Hive infrastructure starts buzzing again
A new report from Bitdefender found that the ransomware group Hunters International acquired the source code and underlying infrastructure of the now defunct Hive threat group. A coordinated law enforcement action took down part of Hive back in January. The new group racked up five victims so far, although researchers note it differs from Hive with a greater emphasis on data exfiltration, often leaving some victims unencrypted.
The EU’s cyber support for Ukraine
The EU security agency ENISA formally signed an agreement on cybersecurity support with Ukraine’s National Cybersecurity Coordination Center and Administration of the State Service of Special Communications and Information Protection. While the bulk of this centers around “short-term structure cooperation actions” it also covers long term goals around awareness and resilience, focus on critical infrastructure, and information sharing. This comes after the European Commission invited Ukraine to being membership talks with the EU last week.

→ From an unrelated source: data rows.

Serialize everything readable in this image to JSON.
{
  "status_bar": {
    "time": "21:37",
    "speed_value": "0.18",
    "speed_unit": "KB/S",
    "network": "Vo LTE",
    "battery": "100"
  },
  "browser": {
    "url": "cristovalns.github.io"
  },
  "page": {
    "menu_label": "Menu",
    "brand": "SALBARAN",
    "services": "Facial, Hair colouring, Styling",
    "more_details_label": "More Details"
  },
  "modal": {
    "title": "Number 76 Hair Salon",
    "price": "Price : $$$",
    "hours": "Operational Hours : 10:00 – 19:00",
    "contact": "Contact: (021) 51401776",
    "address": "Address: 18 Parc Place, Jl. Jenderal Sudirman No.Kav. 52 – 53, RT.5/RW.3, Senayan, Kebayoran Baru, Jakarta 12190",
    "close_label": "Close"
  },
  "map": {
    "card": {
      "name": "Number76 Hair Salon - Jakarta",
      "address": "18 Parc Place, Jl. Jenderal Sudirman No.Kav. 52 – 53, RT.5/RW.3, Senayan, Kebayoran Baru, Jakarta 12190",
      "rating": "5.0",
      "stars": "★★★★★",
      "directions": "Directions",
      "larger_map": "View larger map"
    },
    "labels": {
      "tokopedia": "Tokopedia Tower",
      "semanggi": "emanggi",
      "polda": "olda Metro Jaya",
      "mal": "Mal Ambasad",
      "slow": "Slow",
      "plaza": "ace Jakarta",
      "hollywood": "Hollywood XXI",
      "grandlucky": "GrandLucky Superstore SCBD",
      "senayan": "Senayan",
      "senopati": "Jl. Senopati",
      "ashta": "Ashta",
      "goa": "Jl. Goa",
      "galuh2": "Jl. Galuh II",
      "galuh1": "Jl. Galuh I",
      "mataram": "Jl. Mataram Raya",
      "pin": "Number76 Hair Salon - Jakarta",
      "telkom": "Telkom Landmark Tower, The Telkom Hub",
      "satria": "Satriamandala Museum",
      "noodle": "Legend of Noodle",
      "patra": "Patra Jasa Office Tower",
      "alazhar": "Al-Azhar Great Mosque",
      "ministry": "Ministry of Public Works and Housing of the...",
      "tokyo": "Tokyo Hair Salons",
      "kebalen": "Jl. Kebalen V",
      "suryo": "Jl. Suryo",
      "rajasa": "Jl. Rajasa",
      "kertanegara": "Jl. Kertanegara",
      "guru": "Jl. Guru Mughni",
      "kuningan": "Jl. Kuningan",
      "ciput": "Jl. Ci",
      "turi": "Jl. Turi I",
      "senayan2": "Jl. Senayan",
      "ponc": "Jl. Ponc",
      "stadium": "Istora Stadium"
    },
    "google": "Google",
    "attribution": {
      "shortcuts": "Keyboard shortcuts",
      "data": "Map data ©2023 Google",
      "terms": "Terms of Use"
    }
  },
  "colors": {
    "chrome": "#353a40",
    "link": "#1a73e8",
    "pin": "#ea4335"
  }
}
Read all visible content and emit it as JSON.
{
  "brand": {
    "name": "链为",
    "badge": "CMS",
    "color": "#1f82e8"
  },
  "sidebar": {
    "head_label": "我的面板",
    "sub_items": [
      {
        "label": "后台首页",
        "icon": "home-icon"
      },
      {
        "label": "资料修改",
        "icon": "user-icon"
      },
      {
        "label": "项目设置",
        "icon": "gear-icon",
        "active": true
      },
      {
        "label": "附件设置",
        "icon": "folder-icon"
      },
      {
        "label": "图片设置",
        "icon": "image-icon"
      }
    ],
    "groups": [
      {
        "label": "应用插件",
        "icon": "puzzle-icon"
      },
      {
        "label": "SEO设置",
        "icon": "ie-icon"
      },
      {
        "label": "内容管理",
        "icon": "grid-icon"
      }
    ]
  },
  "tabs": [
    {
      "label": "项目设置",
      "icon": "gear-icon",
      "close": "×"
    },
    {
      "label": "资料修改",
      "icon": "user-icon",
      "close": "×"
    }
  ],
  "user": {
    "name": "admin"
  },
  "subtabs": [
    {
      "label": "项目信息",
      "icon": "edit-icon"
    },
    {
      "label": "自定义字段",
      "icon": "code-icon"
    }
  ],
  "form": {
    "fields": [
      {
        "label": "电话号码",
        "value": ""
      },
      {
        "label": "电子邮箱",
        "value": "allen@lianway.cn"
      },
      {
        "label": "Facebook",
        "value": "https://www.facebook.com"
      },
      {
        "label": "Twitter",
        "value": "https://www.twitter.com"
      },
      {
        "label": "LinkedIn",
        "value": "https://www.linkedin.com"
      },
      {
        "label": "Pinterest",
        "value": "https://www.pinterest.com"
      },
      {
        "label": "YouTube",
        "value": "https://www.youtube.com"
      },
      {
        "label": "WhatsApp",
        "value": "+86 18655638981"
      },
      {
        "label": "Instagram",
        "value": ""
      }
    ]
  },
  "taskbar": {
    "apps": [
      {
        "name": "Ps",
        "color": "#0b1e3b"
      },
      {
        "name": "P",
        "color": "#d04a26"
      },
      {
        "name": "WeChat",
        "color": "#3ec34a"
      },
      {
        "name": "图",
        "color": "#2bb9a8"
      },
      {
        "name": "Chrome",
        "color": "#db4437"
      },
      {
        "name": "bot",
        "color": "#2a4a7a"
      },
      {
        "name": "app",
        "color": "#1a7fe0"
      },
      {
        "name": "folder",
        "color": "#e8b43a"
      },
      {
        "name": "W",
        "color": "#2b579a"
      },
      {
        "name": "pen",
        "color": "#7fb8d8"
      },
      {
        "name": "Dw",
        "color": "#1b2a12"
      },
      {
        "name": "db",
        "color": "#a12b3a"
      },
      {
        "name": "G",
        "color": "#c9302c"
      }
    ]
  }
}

Experian takes a pass on identity protection
Last year, security researcher Brian Krebs reported on a flaw in the credit bureau Experian, which could allow anyone to re-register accounts to a different email address. This could be done without any prior notice or authentication from existing credentials, and let an attacker change information on unfreeze credit. Flash forward to today and Krebs found the issue has not been fixed. Someone registered his account under a different email address. Krebs was able to reestablish access using the same flaw. Experian allows for resetting a password using any phone number and a person’s social security number, along with publicly available information like past addresses. While Experian does send notice to an old email address that information changed, it does not seek any verification. Equifax and TransUnion require email verification before accepting any changes.